Two (3, 2, 2) block codes

(2)  Correct statements 1 and 3:

  • $\mathcal{C}_{1}$ and $\mathcal{C}_{2}$ actually describe codes with rate $R = 2/3$ and minimum distance $d_{\rm min} = 2$.
  • In the graph, the green dots mark the code $\mathcal{C}_{1}$ and the blue dots mark the code $\mathcal{C}_{2}$.
  • For the code $\mathcal{C}_{3}$ - also with rate $R = 2/3$ - the minimum distance between two codewords is $d_{\rm min} = 1$, for example between $(0, 0, 0)$ and $(1, 0, 0)$ or between $(0, 1, 1)$ and $(1, 1, 1)$.
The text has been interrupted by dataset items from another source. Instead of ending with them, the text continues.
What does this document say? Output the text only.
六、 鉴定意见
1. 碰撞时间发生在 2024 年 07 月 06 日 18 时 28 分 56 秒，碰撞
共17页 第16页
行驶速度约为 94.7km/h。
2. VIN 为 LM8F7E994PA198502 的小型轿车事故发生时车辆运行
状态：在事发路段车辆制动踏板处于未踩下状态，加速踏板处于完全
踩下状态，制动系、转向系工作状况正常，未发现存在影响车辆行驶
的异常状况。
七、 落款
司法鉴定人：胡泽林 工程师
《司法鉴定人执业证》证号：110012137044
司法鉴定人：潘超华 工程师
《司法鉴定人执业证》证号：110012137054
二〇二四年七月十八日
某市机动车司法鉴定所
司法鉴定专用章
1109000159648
(3)  Correct is only statement 1:

  • Only a bit error can be detected with the minimum distance $d_{\rm min} = 2$.
  • In the upper graph, the green dots indicate allowed codewords of $\mathcal{C}_{1}$. If a blue dot is received, this indicates a transmission error.
  • On the other hand, error correction is not possible with $d_{\rm min} = 2$.
  • The code $\mathcal{C}_{1}$ corresponds to the Single Parity-check Code (3, 2, 2).


(3, 1, 3) block code

(4)  Correct answers 2, 3, and 4:

  • $C_{4}$ describes the (3, 1, 3) repetition code.
  • In this code, two of the total eight possible points are occupied, from which one could incorrectly conclude the code rate $R = 1/4$. However, the code rate is calculated according to $R = k/n = 1/3$.
  • From the lower diagram one recognizes that because of $d_{\rm min} = 3$ now also a bit error can be corrected.
  • During decoding, all light green points (with black outline) are transferred to the green point $(0, 0, 0)$ and all light blue points are transferred to the blue point $(1, 1, 1)$.
  • Up to two bit errors can be detected at the same time (one of course).